Several Asia-Pacific Economic Cooperation (APEC) countries could fit the definition of a mining-dependent country put forth by the International Council on Mining and Metals. Within these APEC economies, either a) natural resource exploitation accounts for more than 20% of export earnings; or b) natural resource rents are more than 10% of gross domestic product (GDP). In the context of the Asia Pacific region and according to the APEC Mining Task Force, “almost 70 per cent of all mining output is produced and consumed in APEC member economies.” Although high-income countries such as Australia, Chile, Russia, the United States, and Canada are the biggest producers of minerals, they are not as economically dependent upon the extractive sector. In contrast, underdeveloped countries are increasingly dependent on this sector.
Over the past 20 years, Peru has demonstrated steady economic growth, doubling its GDP since 1990, and the extractive sector has played an important role in this growth. An assessment of the impact of mining on Peru’s national economy reveals that, although it generates at least 11% of the GDP and 60% of the total country’s exports, it also generates 60% of social conflicts. Most of these conflicts are related to the distribution of benefits of extractive operations at the local level. The majority of large-scale mines in Peru operate in remote regions above 2,000 metres in altitude where mining is the main economic activity. Because these regions have significant limitations with respect to institutional, infrastructural, and human capacities, they are limited in how they can take advantage of the opportunities that the extractive sector can create. Although the 2014 Peruvian National Plan for Productive Diversification seeks to promote MSMEs, the challenge of equitable economic growth persists.
Additionally, the way in which women contribute to the Peruvian economy has been under-explored for a variety of reasons.

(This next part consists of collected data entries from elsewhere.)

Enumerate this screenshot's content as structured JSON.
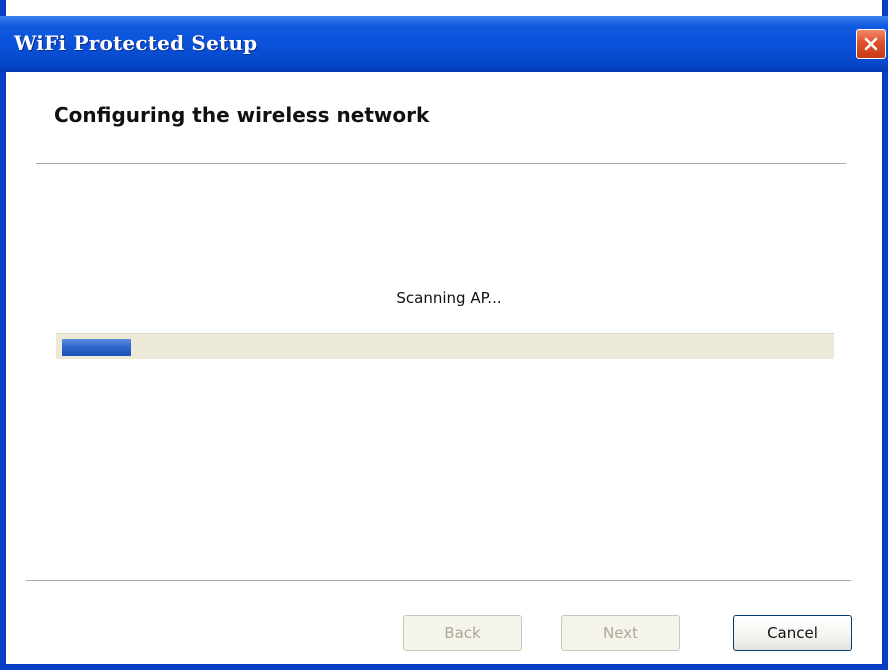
{
  "window": {
    "title": "WiFi Protected Setup",
    "close_icon": "close-icon"
  },
  "main": {
    "heading": "Configuring the wireless network",
    "status": "Scanning AP...",
    "progress": 0.09
  },
  "footer": {
    "back_label": "Back",
    "back_enabled": false,
    "next_label": "Next",
    "next_enabled": false,
    "cancel_label": "Cancel",
    "cancel_enabled": true
  },
  "colors": {
    "titlebar": "#0a50d8",
    "progress_fill": "#2d63c8",
    "progress_track": "#ece9d8",
    "close_button": "#e0502a"
  }
}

In the APEC countries, there are approximately 600 million women in the labour force, and over 60% of these are in the formal sector. In Peru, 32.3% of women do not have an income, and this number is exacerbated at subnational levels. For instance, in Cajamarca, San Martin, and Apurimac (mining regions), 39% of women are still economically dependent on men. This research aligns with the vision statement outlined in the 2017-2020 Small and Medium Enterprises Working Group Strategic Plan under the APEC Mining Task Force, which highlights the need to promote the development of gender-inclusive and enduring MSMEs that are well-prepared to meet the challenges of the 21st century.

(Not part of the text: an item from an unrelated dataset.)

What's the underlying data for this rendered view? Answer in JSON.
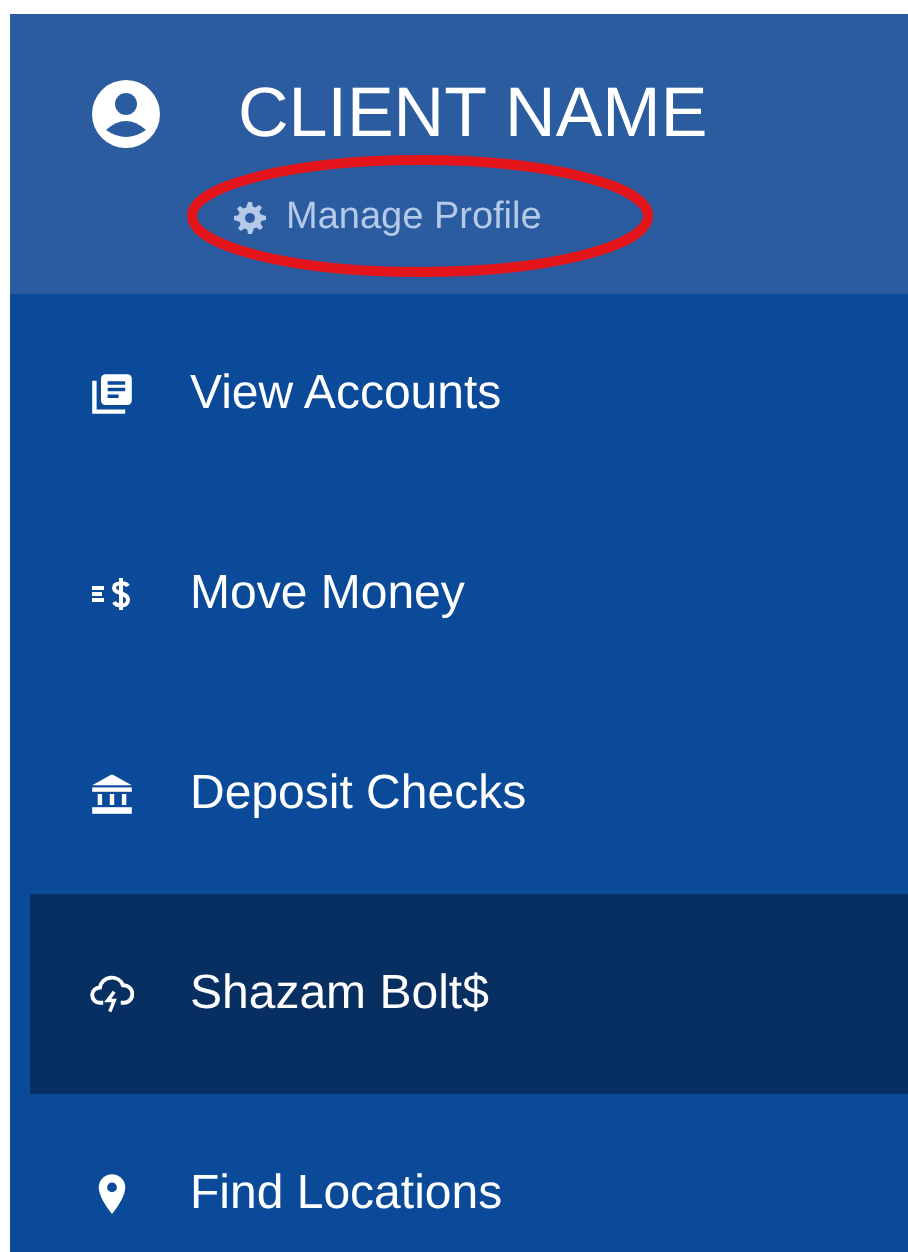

With the above in mind, this research investigates how public policies regarding MSMEs in Peru enable a favourable environment for businesses in mining regions. Furthermore, it considers how MSME policies in Peru support social entrepreneurship (SE) in mining regions. In the process of investigating the main research questions, special attention was given to the role of women in MSMEs. The investigation also analyzed whether existing MSME policies take gender perspectives into account.